A history of geographical exploration in a region so little known as the Trans-Himalaya must naturally be exceeding short and meagre. With all my researches I have not been able to discover any other predecessors than those already mentioned—that is, in those parts of the system which lie within the bounds of Tibet—and not a single one in the central regions of the Trans-Himalaya. That such an extensive region as southern Tibet has been quite unknown till now, though it lies close to the Indian frontier, has given rise to much reasonable astonishment, and in many circles arguments and proofs, based on more or less apocryphal records and vague hypotheses, have been laboriously sought out to prove that my discoveries have not the priority claimed for them. The maps I have reproduced in facsimile, when carefully compared with my own maps, render any discussion on my part quite superfluous.

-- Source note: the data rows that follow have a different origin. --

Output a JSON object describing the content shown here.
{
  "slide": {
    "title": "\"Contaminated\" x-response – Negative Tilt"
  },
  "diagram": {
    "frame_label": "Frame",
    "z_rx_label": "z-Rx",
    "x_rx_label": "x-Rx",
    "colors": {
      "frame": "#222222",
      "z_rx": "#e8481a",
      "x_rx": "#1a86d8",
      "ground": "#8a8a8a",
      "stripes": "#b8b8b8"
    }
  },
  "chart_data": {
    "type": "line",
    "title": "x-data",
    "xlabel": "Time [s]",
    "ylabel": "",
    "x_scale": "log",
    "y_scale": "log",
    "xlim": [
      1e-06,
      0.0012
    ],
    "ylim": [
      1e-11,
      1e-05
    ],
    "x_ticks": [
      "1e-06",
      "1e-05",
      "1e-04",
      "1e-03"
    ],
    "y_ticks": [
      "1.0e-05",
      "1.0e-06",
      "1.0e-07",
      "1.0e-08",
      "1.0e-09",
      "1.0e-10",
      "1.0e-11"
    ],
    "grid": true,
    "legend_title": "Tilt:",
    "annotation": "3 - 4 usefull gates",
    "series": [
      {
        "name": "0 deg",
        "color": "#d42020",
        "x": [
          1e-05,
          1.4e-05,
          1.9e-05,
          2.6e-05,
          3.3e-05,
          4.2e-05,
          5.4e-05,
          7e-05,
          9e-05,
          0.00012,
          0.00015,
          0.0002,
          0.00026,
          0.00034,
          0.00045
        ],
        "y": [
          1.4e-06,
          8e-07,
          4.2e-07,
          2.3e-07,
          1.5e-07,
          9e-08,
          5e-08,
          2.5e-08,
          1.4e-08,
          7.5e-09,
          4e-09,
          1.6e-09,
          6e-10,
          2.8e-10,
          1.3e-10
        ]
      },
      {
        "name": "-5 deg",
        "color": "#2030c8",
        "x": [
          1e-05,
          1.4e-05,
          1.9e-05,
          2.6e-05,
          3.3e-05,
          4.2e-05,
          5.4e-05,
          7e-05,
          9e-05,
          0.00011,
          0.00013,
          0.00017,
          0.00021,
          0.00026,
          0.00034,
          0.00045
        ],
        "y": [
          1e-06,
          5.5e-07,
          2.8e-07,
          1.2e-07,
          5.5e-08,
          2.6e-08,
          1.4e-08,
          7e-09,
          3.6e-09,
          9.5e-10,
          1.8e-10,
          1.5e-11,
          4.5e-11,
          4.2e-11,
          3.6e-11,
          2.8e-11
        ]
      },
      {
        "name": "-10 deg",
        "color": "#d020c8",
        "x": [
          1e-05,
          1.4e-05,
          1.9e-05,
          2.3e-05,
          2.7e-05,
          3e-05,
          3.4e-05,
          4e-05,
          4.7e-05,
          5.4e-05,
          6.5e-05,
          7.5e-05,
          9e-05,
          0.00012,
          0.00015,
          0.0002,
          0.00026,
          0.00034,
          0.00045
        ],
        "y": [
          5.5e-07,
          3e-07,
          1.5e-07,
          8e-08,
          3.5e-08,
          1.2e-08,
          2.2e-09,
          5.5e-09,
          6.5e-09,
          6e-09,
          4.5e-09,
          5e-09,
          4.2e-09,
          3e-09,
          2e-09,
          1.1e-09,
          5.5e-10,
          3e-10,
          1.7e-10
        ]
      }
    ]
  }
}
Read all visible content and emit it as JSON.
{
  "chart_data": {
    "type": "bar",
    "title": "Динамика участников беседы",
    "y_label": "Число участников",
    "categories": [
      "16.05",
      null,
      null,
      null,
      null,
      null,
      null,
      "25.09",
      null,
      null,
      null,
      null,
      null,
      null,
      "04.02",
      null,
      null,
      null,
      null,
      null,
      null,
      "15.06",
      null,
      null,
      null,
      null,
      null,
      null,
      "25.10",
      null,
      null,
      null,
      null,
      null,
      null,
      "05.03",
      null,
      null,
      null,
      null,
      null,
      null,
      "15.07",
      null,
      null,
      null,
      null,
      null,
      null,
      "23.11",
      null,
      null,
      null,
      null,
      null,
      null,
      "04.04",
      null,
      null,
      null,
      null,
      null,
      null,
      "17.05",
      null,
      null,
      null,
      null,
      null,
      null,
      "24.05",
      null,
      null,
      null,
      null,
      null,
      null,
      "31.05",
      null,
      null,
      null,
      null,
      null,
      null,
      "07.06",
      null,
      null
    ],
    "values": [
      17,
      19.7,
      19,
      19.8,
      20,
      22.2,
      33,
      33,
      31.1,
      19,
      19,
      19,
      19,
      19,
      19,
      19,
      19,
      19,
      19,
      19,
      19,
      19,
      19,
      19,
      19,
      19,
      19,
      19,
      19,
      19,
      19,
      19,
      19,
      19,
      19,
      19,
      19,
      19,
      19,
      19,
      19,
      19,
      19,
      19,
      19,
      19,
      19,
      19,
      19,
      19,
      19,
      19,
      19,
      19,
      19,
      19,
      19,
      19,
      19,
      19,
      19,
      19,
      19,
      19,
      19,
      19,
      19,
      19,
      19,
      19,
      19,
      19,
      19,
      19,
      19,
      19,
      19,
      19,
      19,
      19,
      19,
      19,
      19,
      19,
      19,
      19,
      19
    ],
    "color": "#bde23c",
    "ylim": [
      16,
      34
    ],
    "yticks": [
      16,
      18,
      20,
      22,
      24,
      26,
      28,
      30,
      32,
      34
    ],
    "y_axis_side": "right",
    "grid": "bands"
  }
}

| 382. Altar Table with Images of Gods in Mangnang-gompa. Water-colour Sketch by the Author. |
I cannot, however, pass over in silence an insinuation that the discoveries I have made are to be found indicated on the famous wall-maps in the Doge’s Palace at Venice. The Chief Librarian of the Royal Library in Stockholm, Dr. E. W. Dahlgren, writes in a letter to me: “Only the grossest ignorance and silliness can find on these maps traces of any discoveries previous to yours.” Before my return home Professor Mittag-Leffler, Director of the mathematical school in the University of Stockholm, had sent for photographs of these maps with a very detailed description, and he has kindly placed this material at my disposal. This book is not the place in which to publish it, and, besides, the following statement which Dr. Dahlgren has obligingly drawn up at my request makes all further comment unnecessary:
The Wall-Maps in the Sala dello Scudo, in the Doge’s Palace at Venice
These maps, four in number, were constructed by the noted cartographer Giacomo Gastaldi in the middle of the sixteenth century, to take the place of older maps which were destroyed by fire in the year 1483; at least, it may be safely assumed that two of them, those of East Asia and Africa, are the work of Gastaldi.
The maps represent:
1. Asia from the mouth of the Indus eastwards to China and Japan, as well as the Pacific Ocean and part of America.